365:10-11-7. Small claim waivers
Carriers shall waive the investigation of possible other coverage for COB purposes on claims less than $50, but if additional liability is incurred to raise the small claim above $50, the entire liability may be included in the COB computation.
365:10-11-8. Public education
Each carrier has an affirmative obligation to urge its respective group policyholder-clients to take reasonable steps to assure that those insured by the group policy or subscriber contract have been exposed to reasonably concise explanations, with as little technical terminology as is commensurate with accuracy, as to the purpose and operation of COB. Such educational effort may take the form of articles in the company magazines or newspapers, speeches before the appropriate labor organization in the case of a unionized company, brochures added to pay envelopes, notices on the company bulletin board, material used by personnel department in counseling employees, and the like.
Group policies or contracts which are in force at the time of promulgation of this subchapter which contain an "excess" clause, "anti-duplication" provision, or any other provision by whatever name designated under which benefits would be reduced because of other existing coverages, other than the COB provisions established in this subchapter, shall be brought into compliance by the later of the next anniversary or renewal date of the group policy or contract or the expiration of the applicable collectively bargained contract, pursuant to which they are written, if any.

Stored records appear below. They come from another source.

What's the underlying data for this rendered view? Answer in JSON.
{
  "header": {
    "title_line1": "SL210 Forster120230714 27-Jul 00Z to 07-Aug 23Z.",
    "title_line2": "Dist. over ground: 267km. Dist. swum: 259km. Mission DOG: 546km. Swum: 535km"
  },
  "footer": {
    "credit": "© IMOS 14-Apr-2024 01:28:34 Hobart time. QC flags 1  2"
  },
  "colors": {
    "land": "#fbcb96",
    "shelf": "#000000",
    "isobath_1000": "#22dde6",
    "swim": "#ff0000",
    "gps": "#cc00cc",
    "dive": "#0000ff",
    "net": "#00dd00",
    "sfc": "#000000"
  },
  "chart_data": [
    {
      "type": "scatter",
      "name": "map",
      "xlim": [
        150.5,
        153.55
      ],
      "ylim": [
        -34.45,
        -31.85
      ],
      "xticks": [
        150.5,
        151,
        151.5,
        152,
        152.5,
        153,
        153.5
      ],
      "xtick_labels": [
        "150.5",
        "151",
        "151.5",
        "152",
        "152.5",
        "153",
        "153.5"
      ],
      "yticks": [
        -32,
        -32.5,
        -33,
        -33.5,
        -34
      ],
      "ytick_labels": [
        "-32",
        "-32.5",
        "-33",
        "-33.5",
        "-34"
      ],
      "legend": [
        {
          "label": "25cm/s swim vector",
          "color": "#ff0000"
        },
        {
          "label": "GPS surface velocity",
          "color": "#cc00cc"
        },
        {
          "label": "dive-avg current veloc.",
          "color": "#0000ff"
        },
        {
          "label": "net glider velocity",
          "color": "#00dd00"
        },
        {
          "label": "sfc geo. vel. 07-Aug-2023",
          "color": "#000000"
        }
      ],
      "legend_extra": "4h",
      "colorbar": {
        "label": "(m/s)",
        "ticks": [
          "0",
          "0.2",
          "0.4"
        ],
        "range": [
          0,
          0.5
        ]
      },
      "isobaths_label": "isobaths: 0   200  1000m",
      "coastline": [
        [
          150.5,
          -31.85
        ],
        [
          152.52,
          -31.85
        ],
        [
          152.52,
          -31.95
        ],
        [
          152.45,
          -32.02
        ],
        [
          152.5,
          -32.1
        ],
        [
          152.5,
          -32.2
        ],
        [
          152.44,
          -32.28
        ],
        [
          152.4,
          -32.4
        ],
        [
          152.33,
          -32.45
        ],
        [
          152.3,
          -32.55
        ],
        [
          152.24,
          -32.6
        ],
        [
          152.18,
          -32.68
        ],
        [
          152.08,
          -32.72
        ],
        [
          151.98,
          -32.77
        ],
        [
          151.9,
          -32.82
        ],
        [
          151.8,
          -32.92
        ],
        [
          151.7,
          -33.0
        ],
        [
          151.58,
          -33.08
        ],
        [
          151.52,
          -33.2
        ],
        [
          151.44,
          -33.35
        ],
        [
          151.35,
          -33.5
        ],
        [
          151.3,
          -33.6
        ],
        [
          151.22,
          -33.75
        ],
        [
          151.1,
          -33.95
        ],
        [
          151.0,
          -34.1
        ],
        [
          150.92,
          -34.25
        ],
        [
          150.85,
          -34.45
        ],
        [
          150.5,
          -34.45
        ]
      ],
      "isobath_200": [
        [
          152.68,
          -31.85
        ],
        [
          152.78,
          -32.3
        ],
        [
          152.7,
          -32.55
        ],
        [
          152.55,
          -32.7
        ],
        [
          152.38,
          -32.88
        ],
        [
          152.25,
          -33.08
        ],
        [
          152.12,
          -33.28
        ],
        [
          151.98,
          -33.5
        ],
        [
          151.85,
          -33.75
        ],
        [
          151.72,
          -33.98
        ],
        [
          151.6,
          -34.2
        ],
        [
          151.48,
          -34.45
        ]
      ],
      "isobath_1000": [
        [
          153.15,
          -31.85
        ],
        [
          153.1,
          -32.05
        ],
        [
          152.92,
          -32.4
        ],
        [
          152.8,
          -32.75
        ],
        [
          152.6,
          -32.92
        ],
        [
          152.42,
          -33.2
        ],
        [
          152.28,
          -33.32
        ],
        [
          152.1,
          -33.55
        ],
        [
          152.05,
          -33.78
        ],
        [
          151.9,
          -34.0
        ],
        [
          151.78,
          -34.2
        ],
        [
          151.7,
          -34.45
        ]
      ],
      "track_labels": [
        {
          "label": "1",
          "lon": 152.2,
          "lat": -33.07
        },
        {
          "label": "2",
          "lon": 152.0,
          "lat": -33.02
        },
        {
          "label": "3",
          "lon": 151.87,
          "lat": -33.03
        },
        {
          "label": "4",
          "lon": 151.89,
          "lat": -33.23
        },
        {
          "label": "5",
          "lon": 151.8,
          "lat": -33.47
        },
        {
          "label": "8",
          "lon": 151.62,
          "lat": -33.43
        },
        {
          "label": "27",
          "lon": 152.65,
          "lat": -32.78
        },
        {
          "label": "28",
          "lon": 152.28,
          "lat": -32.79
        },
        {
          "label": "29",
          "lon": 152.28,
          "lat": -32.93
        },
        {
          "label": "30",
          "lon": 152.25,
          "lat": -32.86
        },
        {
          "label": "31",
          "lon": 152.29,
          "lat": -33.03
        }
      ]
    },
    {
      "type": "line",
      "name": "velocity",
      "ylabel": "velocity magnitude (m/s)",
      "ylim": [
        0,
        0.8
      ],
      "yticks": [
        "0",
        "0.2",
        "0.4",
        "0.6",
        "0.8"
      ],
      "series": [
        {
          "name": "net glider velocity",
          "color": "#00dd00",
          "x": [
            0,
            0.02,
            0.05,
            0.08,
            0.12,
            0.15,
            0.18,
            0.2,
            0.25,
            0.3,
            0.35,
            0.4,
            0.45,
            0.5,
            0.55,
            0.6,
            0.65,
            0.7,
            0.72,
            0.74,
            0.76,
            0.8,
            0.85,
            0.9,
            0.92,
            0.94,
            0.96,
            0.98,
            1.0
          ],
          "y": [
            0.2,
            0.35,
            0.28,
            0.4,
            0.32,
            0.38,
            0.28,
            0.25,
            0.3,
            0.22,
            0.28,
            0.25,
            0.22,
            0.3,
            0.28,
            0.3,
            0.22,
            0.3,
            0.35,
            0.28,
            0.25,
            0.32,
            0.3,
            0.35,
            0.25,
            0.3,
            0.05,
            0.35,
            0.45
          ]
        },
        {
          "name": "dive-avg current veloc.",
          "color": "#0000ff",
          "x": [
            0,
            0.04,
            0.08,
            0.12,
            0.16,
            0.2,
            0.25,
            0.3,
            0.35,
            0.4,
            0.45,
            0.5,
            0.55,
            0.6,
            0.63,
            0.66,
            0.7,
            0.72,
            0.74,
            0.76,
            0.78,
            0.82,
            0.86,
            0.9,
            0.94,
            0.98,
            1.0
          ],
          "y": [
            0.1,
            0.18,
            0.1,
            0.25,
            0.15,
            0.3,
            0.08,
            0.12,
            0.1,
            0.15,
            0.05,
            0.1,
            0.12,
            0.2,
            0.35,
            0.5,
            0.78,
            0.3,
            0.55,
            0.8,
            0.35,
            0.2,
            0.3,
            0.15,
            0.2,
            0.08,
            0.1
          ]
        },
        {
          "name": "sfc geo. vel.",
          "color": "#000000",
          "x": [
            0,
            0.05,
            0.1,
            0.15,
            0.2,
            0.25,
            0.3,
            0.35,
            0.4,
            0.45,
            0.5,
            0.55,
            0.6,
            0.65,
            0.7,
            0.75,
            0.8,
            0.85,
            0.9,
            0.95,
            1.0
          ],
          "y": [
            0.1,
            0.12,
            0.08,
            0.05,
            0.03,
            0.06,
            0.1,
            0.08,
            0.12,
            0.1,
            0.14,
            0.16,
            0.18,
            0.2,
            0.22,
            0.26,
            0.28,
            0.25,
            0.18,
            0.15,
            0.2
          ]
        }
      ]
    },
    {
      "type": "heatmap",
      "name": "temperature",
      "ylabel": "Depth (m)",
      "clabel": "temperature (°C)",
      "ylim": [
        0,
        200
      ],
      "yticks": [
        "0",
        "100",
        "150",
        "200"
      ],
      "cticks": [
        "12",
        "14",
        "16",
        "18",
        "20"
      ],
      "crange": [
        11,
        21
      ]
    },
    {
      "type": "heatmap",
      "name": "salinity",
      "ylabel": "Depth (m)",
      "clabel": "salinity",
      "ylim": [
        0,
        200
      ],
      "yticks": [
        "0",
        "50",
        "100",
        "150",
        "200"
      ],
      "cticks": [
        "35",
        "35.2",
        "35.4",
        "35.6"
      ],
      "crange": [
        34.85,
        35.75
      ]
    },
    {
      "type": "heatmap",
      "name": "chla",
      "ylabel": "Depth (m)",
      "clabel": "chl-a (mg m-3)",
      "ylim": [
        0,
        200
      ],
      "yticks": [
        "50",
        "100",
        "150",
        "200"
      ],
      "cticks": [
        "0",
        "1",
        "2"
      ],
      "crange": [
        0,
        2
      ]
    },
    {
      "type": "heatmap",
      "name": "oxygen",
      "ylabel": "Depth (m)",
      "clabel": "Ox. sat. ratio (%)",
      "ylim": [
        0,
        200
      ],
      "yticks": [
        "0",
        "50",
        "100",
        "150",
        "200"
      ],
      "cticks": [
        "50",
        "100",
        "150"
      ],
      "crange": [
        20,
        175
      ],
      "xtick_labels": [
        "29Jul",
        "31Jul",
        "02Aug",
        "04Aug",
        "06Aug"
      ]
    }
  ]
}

365:10-11-10. Facility of payment
Whenever payments which should have been made under this Plan in accordance with this section have been made under any other Plans, the insurer or service plan shall have the right, exercisable alone and in its sole discretion, to pay over to any organizations making such other payments any amounts it shall determine to be warranted in order to satisfy the intent of this section, and amounts so paid shall be deemed to be benefits paid under this Plan and, to the extent of such payments, the insurer or service plan shall be fully discharged from liability under this Plan.
365:10-11-11. Right of recovery
Whenever payment has been made by the insurer with respect to allowable expenses in a total amount, at any time, in excess of the maximum amount of payment necessary at that time to satisfy the intent of this section, the insurer or service plan shall have the right to recover such payments, to the extent of such excess, from among one or more of the following, as the insurer or service plan shall determine:
(1) any persons to or for or with respect to whom such payments were made;
(2) any other insurers; or
(3) service plans or any other organizations.